Látigo y cascabel
Imagino lo duro que les debe haber resultado a los conquistadores cuando llegaron por vez primera a América, no solo a descubrirla, sino también a conquistarla, saquearla y colonizarla. Y es que, además de oro y olorosas y exóticas especies y frutas, hallaron a unos pueblos originarios con sus centenares de idiomas diferentes.
Por eso desde un principio, Cristóbal Colón tuvo la necesidad de entenderse con los indígenas, tanto que decidió llevarse a algunos para que «deprendan fablar», pues evidentemente nada consiguió con arrastrar en el viaje al judío converso Luis de Torres, quien se quedó sin «armas».
Supongo que al Almirante le urgía que alguien explicara a los originarios que llegaban con «pacíficas» intenciones, para ver si podían quitarles de las mentes la macabra idea de recibirlos con afiladas flechas.
¿Cómo se las arreglaron los continuadores de la obra del navegante? Pues no les quedó más remedio que hacerse de intérpretes encargados de facilitarles el milagro de la comunicación entre ellos y los nativos, lo cual constituyó sin dudas toda una hazaña lingüística.
Siglos después, lo que fue un quebradero de cabeza nos parece lo más normal del mundo. Y quizá por «natural», el quehacer de estos especialistas no siempre se reconozca en su justa medida, y hasta se confunda a los intérpretes con los seguidores del griego Livio Andrónico —responsable de trasladar al latín la Odisea de Homero, y primer traductor conocido—, cuando en verdad no son lo mismo: ambos transmiten en un idioma meta lo que se comunica en un idioma fuente, pero mientras la interpretación es oral, la traducción es escrita.
Hablaba de escaso reconocimiento, y hasta de subvaloración, porque esa fue la sensación que no pocos sentimos mientras éramos asombrados testigos de lo que sucedió con frecuencia durante las largas jornadas de la 19 Feria Internacional del Libro. Nunca deseé con tantas fuerzas ser políglota como en esos días.
Más de una vez tuve la impresión de que no se eligieron justamente los facultados de mayor experiencia, quienes debían garantizar que todos pudiéramos enterarnos con precisión lo que informaban o explicaban nuestros importantes invitados. En cualquier momento podía ocurrir que quien necesitaba ser traducido interrumpiera su parlamento para rectificar a quien debía traducir.
¿Cómo pudo suceder algo así? No sé, no me lo explico cuando en Cuba existe una entidad de alta calidad y profesionalidad como el Equipo de Servicios de Traductores e Intérpretes (ESTI). Imagino que tal vez pensamos que todo sería muy fácil, con tantos cubanos que estudiaron ruso o en la antigua Unión Soviética; mas se perdió de vista que no es lo mismo hacerse entender en otra lengua, que convertirse en intérprete en un evento como la Feria.

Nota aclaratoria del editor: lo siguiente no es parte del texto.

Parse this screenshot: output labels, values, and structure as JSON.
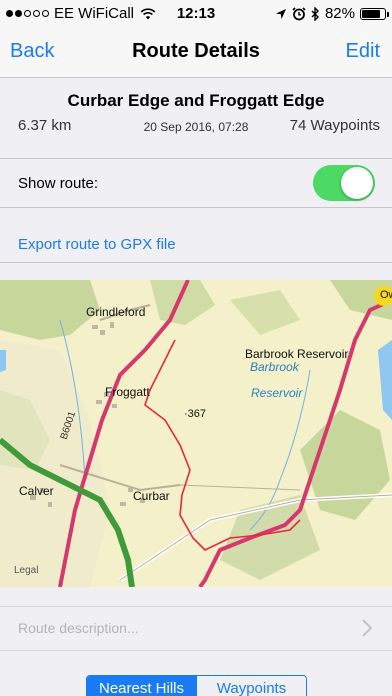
{
  "status_bar": {
    "carrier": "EE WiFiCall",
    "time": "12:13",
    "battery_percent": "82%",
    "battery_level": 0.82,
    "signal_bars_filled": 2,
    "signal_bars_total": 5,
    "icons": [
      "wifi-icon",
      "location-arrow-icon",
      "alarm-icon",
      "bluetooth-icon",
      "battery-icon"
    ]
  },
  "nav": {
    "back_label": "Back",
    "title": "Route Details",
    "edit_label": "Edit"
  },
  "route": {
    "name": "Curbar Edge and Froggatt Edge",
    "distance": "6.37 km",
    "date": "20 Sep 2016, 07:28",
    "waypoints": "74 Waypoints"
  },
  "show_route": {
    "label": "Show route:",
    "enabled": true
  },
  "export": {
    "label": "Export route to GPX file"
  },
  "map": {
    "labels": {
      "grindleford": "Grindleford",
      "froggatt": "Froggatt",
      "calver": "Calver",
      "curbar": "Curbar",
      "spot_height": "367",
      "barbrook_reservoir": "Barbrook Reservoir",
      "barbrook_water": "Barbrook",
      "reservoir_water": "Reservoir",
      "road_b6001": "B6001",
      "legal": "Legal",
      "ow": "Ow"
    },
    "colors": {
      "land": "#f4f0c9",
      "woodland": "#c7d79c",
      "route": "#e8283c",
      "major_road": "#d6386e",
      "a_road": "#3f9b3a",
      "water": "#8ec7ef"
    }
  },
  "description": {
    "placeholder": "Route description..."
  },
  "tabs": [
    {
      "label": "Nearest Hills",
      "active": true
    },
    {
      "label": "Waypoints",
      "active": false
    }
  ]
}
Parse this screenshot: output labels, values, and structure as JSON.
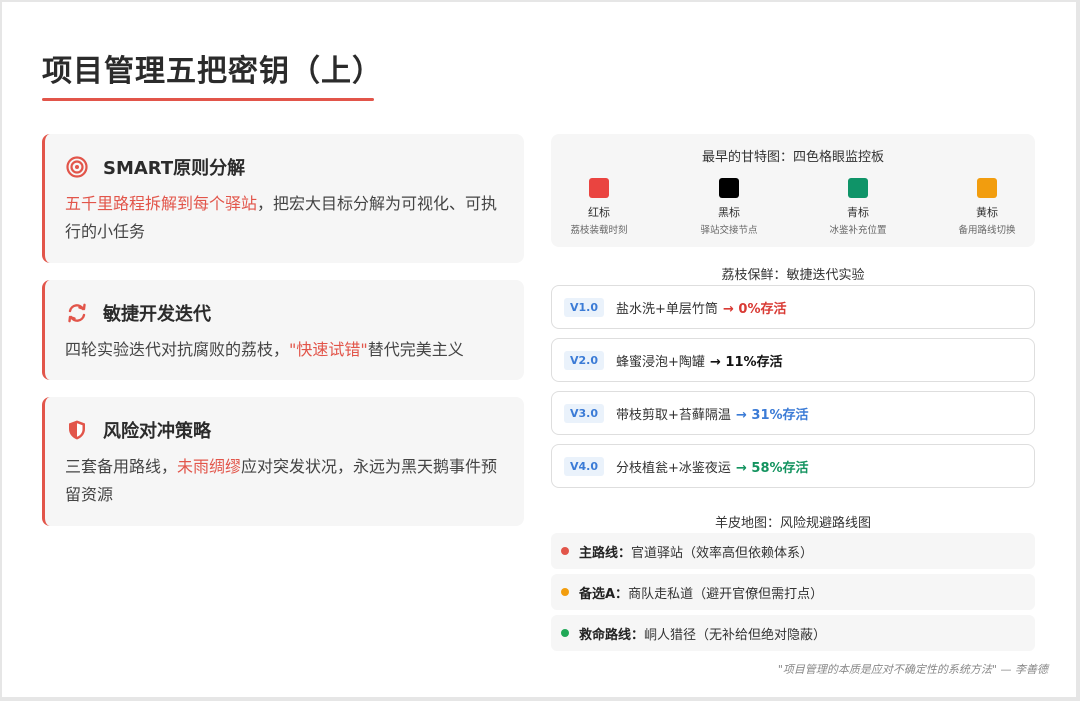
{
  "title": "项目管理五把密钥（上）",
  "cards": [
    {
      "icon": "target-icon",
      "title": "SMART原则分解",
      "body_hl": "五千里路程拆解到每个驿站",
      "body_rest": "，把宏大目标分解为可视化、可执行的小任务"
    },
    {
      "icon": "refresh-icon",
      "title": "敏捷开发迭代",
      "body_pre": "四轮实验迭代对抗腐败的荔枝，",
      "body_hl": "\"快速试错\"",
      "body_post": "替代完美主义"
    },
    {
      "icon": "shield-icon",
      "title": "风险对冲策略",
      "body_pre": "三套备用路线，",
      "body_hl": "未雨绸缪",
      "body_post": "应对突发状况，永远为黑天鹅事件预留资源"
    }
  ],
  "gantt": {
    "title": "最早的甘特图：四色格眼监控板",
    "flags": [
      {
        "name": "红标",
        "desc": "荔枝装载时刻",
        "color": "#ea4440"
      },
      {
        "name": "黑标",
        "desc": "驿站交接节点",
        "color": "#000000"
      },
      {
        "name": "青标",
        "desc": "冰鉴补充位置",
        "color": "#0f9468"
      },
      {
        "name": "黄标",
        "desc": "备用路线切换",
        "color": "#f29d0e"
      }
    ]
  },
  "iteration": {
    "title": "荔枝保鲜：敏捷迭代实验",
    "versions": [
      {
        "badge": "V1.0",
        "text": "盐水洗+单层竹筒",
        "result": "→ 0%存活",
        "color": "#d93a34"
      },
      {
        "badge": "V2.0",
        "text": "蜂蜜浸泡+陶罐",
        "result": "→ 11%存活",
        "color": "#111111"
      },
      {
        "badge": "V3.0",
        "text": "带枝剪取+苔藓隔温",
        "result": "→ 31%存活",
        "color": "#3b7bd6"
      },
      {
        "badge": "V4.0",
        "text": "分枝植瓮+冰鉴夜运",
        "result": "→ 58%存活",
        "color": "#13935f"
      }
    ]
  },
  "routes": {
    "title": "羊皮地图：风险规避路线图",
    "items": [
      {
        "name": "主路线：",
        "desc": "官道驿站（效率高但依赖体系）",
        "color": "#e2554a"
      },
      {
        "name": "备选A：",
        "desc": "商队走私道（避开官僚但需打点）",
        "color": "#f29d0e"
      },
      {
        "name": "救命路线：",
        "desc": "峒人猎径（无补给但绝对隐蔽）",
        "color": "#21a857"
      }
    ]
  },
  "quote": "\"项目管理的本质是应对不确定性的系统方法\" — 李善德"
}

Es más: ni siquiera una persona capaz de comunicarse en una lengua ajena a la suya está preparado para asumir algo tan serio como la interpretación especializada y, a la vez, consecutiva. Para ello no basta solo con conocer cabalmente la lengua de origen, sino también manejar correctamente el idioma de destino. Como si fuera poco, debe, además, estar muy bien documentado. Estas exigencias son de vital importancia.
Si a ello se adiciona que la interpretación requiere de un dominio absoluto de habilidades lingüísticas como la audición y la expresión oral, concluiremos que estamos hablando de una profesión que demanda mucho respeto, el mismo que habrá que ofrecerle siempre al atento auditorio.